Provorov, who the Flyers drafted with the seventh overall pick in 2015, recorded 21 markers, 73 points and was a plus-64 in 62 games with Brandon during the regular season.

The 19-year-old beat out Windsor's Mikhail Sergachev and Shawinigan's Samuel Girard for the honor. Both Sergachev and Girard are eligible for this year's draft, which is June 24-25 in Buffalo, New York.
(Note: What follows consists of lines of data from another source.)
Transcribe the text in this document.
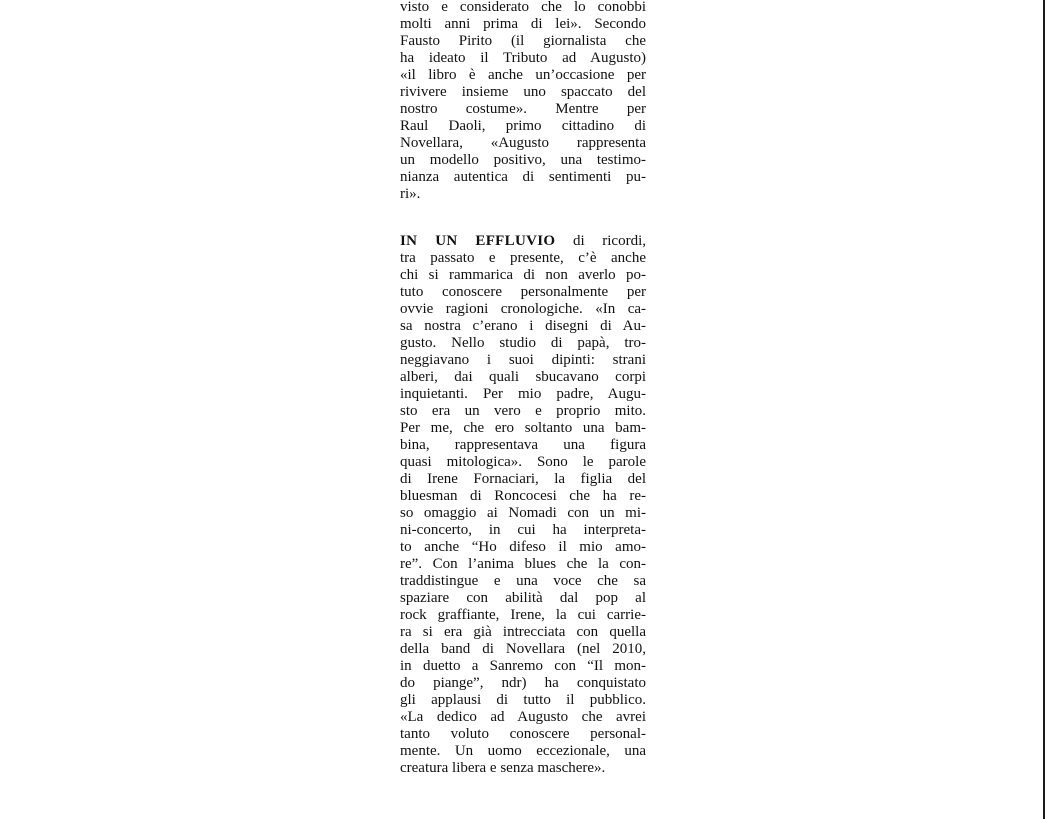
visto e considerato che lo conobbi
molti anni prima di lei». Secondo
Fausto Pirito (il giornalista che
ha ideato il Tributo ad Augusto)
«il libro è anche un’occasione per
rivivere insieme uno spaccato del
nostro costume». Mentre per
Raul Daoli, primo cittadino di
Novellara, «Augusto rappresenta
un modello positivo, una testimo-
nianza autentica di sentimenti pu-
ri».
IN UN EFFLUVIO di ricordi,
tra passato e presente, c’è anche
chi si rammarica di non averlo po-
tuto conoscere personalmente per
ovvie ragioni cronologiche. «In ca-
sa nostra c’erano i disegni di Au-
gusto. Nello studio di papà, tro-
neggiavano i suoi dipinti: strani
alberi, dai quali sbucavano corpi
inquietanti. Per mio padre, Augu-
sto era un vero e proprio mito.
Per me, che ero soltanto una bam-
bina, rappresentava una figura
quasi mitologica». Sono le parole
di Irene Fornaciari, la figlia del
bluesman di Roncocesi che ha re-
so omaggio ai Nomadi con un mi-
ni-concerto, in cui ha interpreta-
to anche “Ho difeso il mio amo-
re”. Con l’anima blues che la con-
traddistingue e una voce che sa
spaziare con abilità dal pop al
rock graffiante, Irene, la cui carrie-
ra si era già intrecciata con quella
della band di Novellara (nel 2010,
in duetto a Sanremo con “Il mon-
do piange”, ndr) ha conquistato
gli applausi di tutto il pubblico.
«La dedico ad Augusto che avrei
tanto voluto conoscere personal-
mente. Un uomo eccezionale, una
creatura libera e senza maschere».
In 21 playoff games with the Wheat Kings, Provorov added three goals and 10 assists. Brandon beat the Seattle Thunderbirds in the WHL Championship Series to capture the Ed Chynoweth Cup. However, in the Memorial Cup, Brandon lost to the Red Deer Rebels on May 25.

What's next for Provorov?

The defenseman will come to Flyers training camp in September with his eye on making the roster. Many believe Provorov is ready to make the jump to the NHL, but Flyers general manager Ron Hextall has built a reputation of being patient, especially with his defensive prospects.

Provorov is one of five prospects in the Flyers' system that has created excitement, joining Travis Sanheim, Samuel Morin, Robert Hagg and Philippe Myers, an undrafted free-agent signing who made noise this season. Could Provorov — or any of the other prospects — join Shayne Gostisbehere on the Flyers' blue line in 2016-17?

After the Flyers' season ended with a playoff series loss to the Washington Capitals, Hextall hinted he'll continue to be patient with his prospects (see story).

“What we're building towards remains the same,” Hextall said after the season. “I'm not an impatient guy by nature. Maybe I was a little bit on the ice, but I've been off the ice for 17 years or whatever it is, so the whole thing that we started to build two years ago — our vision is the same and we're on a path.

“And we're a lot closer than we were two years ago."

But all eyes will be on Provorov come training camp. Can he force Hextall's hand?